Guilty Relaxing

So, I probably shouldn’t be relaxing because I’m behind on a few things. I really need to create a better buffer for I’m Not Okay, and I’m working on a comic and I’m really behind where I want to be on that if I want it finished before I plan to launch it. I’ve also got school applications, cleaning, various online classes that I like to take. Basically, life is a buffet, and I’m the person who is making a food tower because I want to get my money’s worth because I paid 30 dollars to be here and damn it if I’m going to make sure I don’t have to eat for the next few days. Only instead of paying in money, I’m paying in the seconds of my life.
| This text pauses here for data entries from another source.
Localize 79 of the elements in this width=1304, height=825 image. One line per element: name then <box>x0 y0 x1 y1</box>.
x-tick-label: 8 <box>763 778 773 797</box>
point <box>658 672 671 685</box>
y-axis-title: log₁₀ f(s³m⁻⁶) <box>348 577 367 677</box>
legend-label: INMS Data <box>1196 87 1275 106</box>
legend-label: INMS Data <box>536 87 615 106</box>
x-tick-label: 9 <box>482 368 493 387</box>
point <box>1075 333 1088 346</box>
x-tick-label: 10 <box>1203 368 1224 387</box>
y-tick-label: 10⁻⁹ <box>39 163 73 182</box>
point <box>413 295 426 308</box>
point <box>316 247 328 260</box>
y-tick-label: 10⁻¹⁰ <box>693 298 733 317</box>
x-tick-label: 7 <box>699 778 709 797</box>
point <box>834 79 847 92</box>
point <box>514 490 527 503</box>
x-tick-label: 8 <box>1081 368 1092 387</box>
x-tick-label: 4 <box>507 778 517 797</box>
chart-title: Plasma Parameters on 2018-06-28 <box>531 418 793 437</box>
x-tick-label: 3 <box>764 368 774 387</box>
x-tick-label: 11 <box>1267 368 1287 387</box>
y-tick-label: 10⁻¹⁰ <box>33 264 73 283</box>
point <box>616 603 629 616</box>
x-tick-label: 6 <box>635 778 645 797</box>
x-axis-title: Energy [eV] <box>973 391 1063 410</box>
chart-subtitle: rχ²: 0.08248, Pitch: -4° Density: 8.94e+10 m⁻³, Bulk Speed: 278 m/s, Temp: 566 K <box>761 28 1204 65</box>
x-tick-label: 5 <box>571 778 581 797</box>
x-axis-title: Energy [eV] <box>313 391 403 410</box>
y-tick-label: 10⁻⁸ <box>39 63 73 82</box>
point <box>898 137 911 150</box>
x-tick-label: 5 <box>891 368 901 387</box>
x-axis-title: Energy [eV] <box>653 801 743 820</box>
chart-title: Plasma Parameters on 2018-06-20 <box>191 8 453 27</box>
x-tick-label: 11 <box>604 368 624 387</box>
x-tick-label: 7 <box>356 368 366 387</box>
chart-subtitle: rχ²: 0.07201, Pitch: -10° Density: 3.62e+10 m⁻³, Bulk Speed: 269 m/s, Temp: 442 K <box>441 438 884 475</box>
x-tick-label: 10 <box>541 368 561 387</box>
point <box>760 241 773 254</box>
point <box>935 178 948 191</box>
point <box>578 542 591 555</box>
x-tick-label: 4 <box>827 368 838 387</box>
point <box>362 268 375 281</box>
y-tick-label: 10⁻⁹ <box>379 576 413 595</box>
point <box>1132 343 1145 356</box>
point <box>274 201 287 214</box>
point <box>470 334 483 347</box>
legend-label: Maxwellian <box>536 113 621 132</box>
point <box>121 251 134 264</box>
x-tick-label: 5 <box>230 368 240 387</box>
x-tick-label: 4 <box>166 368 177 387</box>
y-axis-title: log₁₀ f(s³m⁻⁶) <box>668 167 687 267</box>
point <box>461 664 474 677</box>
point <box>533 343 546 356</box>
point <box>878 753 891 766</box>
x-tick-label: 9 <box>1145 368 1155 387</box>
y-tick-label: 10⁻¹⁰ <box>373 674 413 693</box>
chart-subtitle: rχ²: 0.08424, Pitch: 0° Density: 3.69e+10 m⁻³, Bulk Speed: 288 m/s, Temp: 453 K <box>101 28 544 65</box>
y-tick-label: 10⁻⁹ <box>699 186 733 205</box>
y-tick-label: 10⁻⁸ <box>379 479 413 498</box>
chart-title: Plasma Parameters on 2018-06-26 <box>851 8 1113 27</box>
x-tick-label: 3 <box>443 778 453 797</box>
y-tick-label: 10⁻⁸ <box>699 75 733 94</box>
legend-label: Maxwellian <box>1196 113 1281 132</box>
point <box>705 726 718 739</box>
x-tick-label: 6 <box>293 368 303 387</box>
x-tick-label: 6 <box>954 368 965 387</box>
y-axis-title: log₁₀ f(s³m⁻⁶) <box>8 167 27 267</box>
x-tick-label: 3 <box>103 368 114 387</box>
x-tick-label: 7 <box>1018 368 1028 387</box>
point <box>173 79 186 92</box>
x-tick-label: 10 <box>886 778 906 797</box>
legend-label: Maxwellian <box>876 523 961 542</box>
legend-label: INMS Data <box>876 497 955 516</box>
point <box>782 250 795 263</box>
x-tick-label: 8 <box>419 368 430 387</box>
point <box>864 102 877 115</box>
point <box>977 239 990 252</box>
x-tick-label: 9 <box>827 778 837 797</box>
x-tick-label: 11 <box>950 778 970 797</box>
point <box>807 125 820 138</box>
So even though there’s a whole lot of better things for me to be doing, I’m just watching YouTube videos.

 

Of course, I want to make excuses for myself, I just want to say “Well… the meyer’s brigs test say that I’m not a planning kind of person… so that means I don’t have to worry about planning my time because it’s best spent in bursts.” And while I won’t deny that I do work in bursts of energy, that doesn’t mean I shouldn’t schedule my time, especially when I’ve grabbed a full serving of everything and I’m going to empty my plate goddammit.

 

I’m hoping saying this out loud would make me more productive, and it’s kind of working, as long as I can fight the urge to do more of nothing.